In 1911, the year this portrait was made, Louis proves that he inherited from his father the ability to impress and transform Tiffany into absolute reference. Just imagine that you are such a good customer of the house that she decides to baptize one of her stones in your honor. That's what happened that year: a gem discovered in Madagascar is named Morganite, for the banker J.P. Morgan. Not surprisingly, the investment fund is today one of the jeweler's main shareholders.
After the death of Louis, the company loses its splendor. It was not until the 50s that Walter Hoving take over the case by installing as vice-president one of the star designers of the time, Jean Schlumberger. The aura of the house reaches its peak with orders from the White House or thanks to the film Breakfast at Tiffany's with Audrey Hepburn who settles durably in the spirits. But at Uncle Sam, the dollars are king and Avon bought Tiffany & Co. in 1979 for $ 100 million. Five years later, the report is bitter: the firm has not managed to make Tiffany an accessible claw and is forced to sell. For Walter Hoving, who resigned in the meantime, "they bought Tiffany to gain prestige, and that's not a good reason." This is the exact opposite of what LVMH is currently looking for, rather in search of a brand that can be at its height in order to conquer the United States.
The tarnished diamond
Information from a potential buyout was so well received by the markets that Tiffany & Co.'s share price jumped by 22% and LVMH's – to a lesser extent. The offer, although not solicited by the jeweler, comes at the right time for the parties involved. On the one hand Tiffany is the only US firm that has value and a presence in the global luxury market, but its latest conversion – opening up to China to access a new customer base – is not going as planned. The trade war between Donald Trump and Xi Jinping makes Tiffany products much less attractive to luxury-hungry Chinese consumers. Moreover, the mobilizations Hong Kong, where the blue enterprise has been established, do not help. LVMH and its portfolio of brands highly appreciated by Asian customers could be the solution.

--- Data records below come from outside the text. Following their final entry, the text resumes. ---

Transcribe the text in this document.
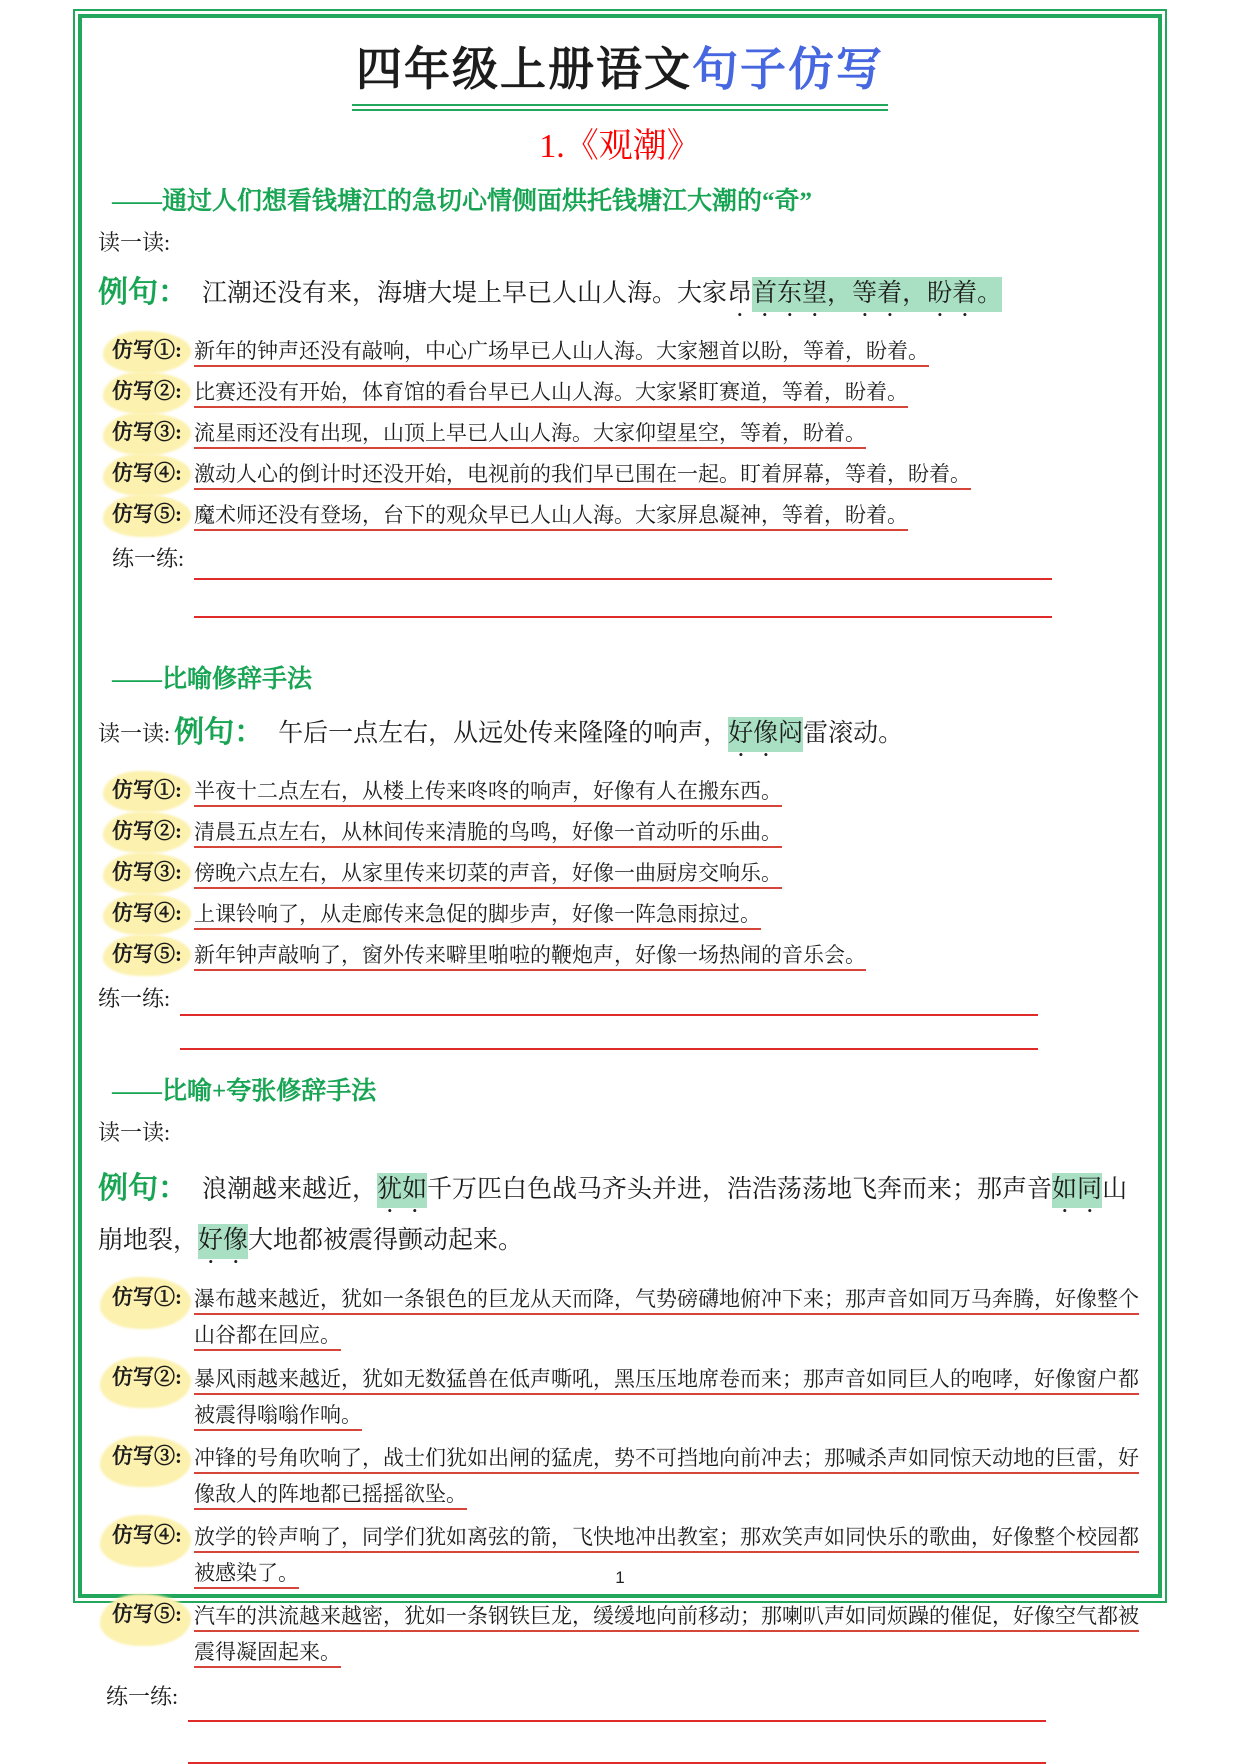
四年级上册语文句子仿写
1.《观潮》
——通过人们想看钱塘江的急切心情侧面烘托钱塘江大潮的“奇”
读一读:
例句： 江潮还没有来，海塘大堤上早已人山人海。大家昂首东望，等着，盼着。
仿写①: 新年的钟声还没有敲响，中心广场早已人山人海。大家翘首以盼，等着，盼着。
仿写②: 比赛还没有开始，体育馆的看台早已人山人海。大家紧盯赛道，等着，盼着。
仿写③: 流星雨还没有出现，山顶上早已人山人海。大家仰望星空，等着，盼着。
仿写④: 激动人心的倒计时还没开始，电视前的我们早已围在一起。盯着屏幕，等着，盼着。
仿写⑤: 魔术师还没有登场，台下的观众早已人山人海。大家屏息凝神，等着，盼着。
练一练:
——比喻修辞手法
读一读: 例句： 午后一点左右，从远处传来隆隆的响声，好像闷雷滚动。
仿写①: 半夜十二点左右，从楼上传来咚咚的响声，好像有人在搬东西。
仿写②: 清晨五点左右，从林间传来清脆的鸟鸣，好像一首动听的乐曲。
仿写③: 傍晚六点左右，从家里传来切菜的声音，好像一曲厨房交响乐。
仿写④: 上课铃响了，从走廊传来急促的脚步声，好像一阵急雨掠过。
仿写⑤: 新年钟声敲响了，窗外传来噼里啪啦的鞭炮声，好像一场热闹的音乐会。
练一练:
——比喻+夸张修辞手法
读一读:
例句： 浪潮越来越近，犹如千万匹白色战马齐头并进，浩浩荡荡地飞奔而来；那声音如同山崩地裂，好像大地都被震得颤动起来。
仿写①: 瀑布越来越近，犹如一条银色的巨龙从天而降，气势磅礴地俯冲下来；那声音如同万马奔腾，好像整个山谷都在回应。
仿写②: 暴风雨越来越近，犹如无数猛兽在低声嘶吼，黑压压地席卷而来；那声音如同巨人的咆哮，好像窗户都被震得嗡嗡作响。
仿写③: 冲锋的号角吹响了，战士们犹如出闸的猛虎，势不可挡地向前冲去；那喊杀声如同惊天动地的巨雷，好像敌人的阵地都已摇摇欲坠。
仿写④: 放学的铃声响了，同学们犹如离弦的箭，飞快地冲出教室；那欢笑声如同快乐的歌曲，好像整个校园都被感染了。
仿写⑤: 汽车的洪流越来越密，犹如一条钢铁巨龙，缓缓地向前移动；那喇叭声如同烦躁的催促，好像空气都被震得凝固起来。
练一练:
1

But the interest for the family Arnault would be mainly to conquer North America, where 44% of the jeweler's sales take place, ahead of China (28%) and Japan (which represents 15% of the figure). business). The LVMH group has been looking for a gateway to the United States for some time and the iconic Fifth Avenue building seems to be the place to be. But here or elsewhere, all dreams come at a price. If the 13 billion are confirmed, it would be the largest acquisition of the French conglomerate. The situation of Tiffany, which has been in crisis since well before the economic crisis, lends itself to it: its main shareholders are large managers of investment funds and banks and very few today have a link with luxury and glamour.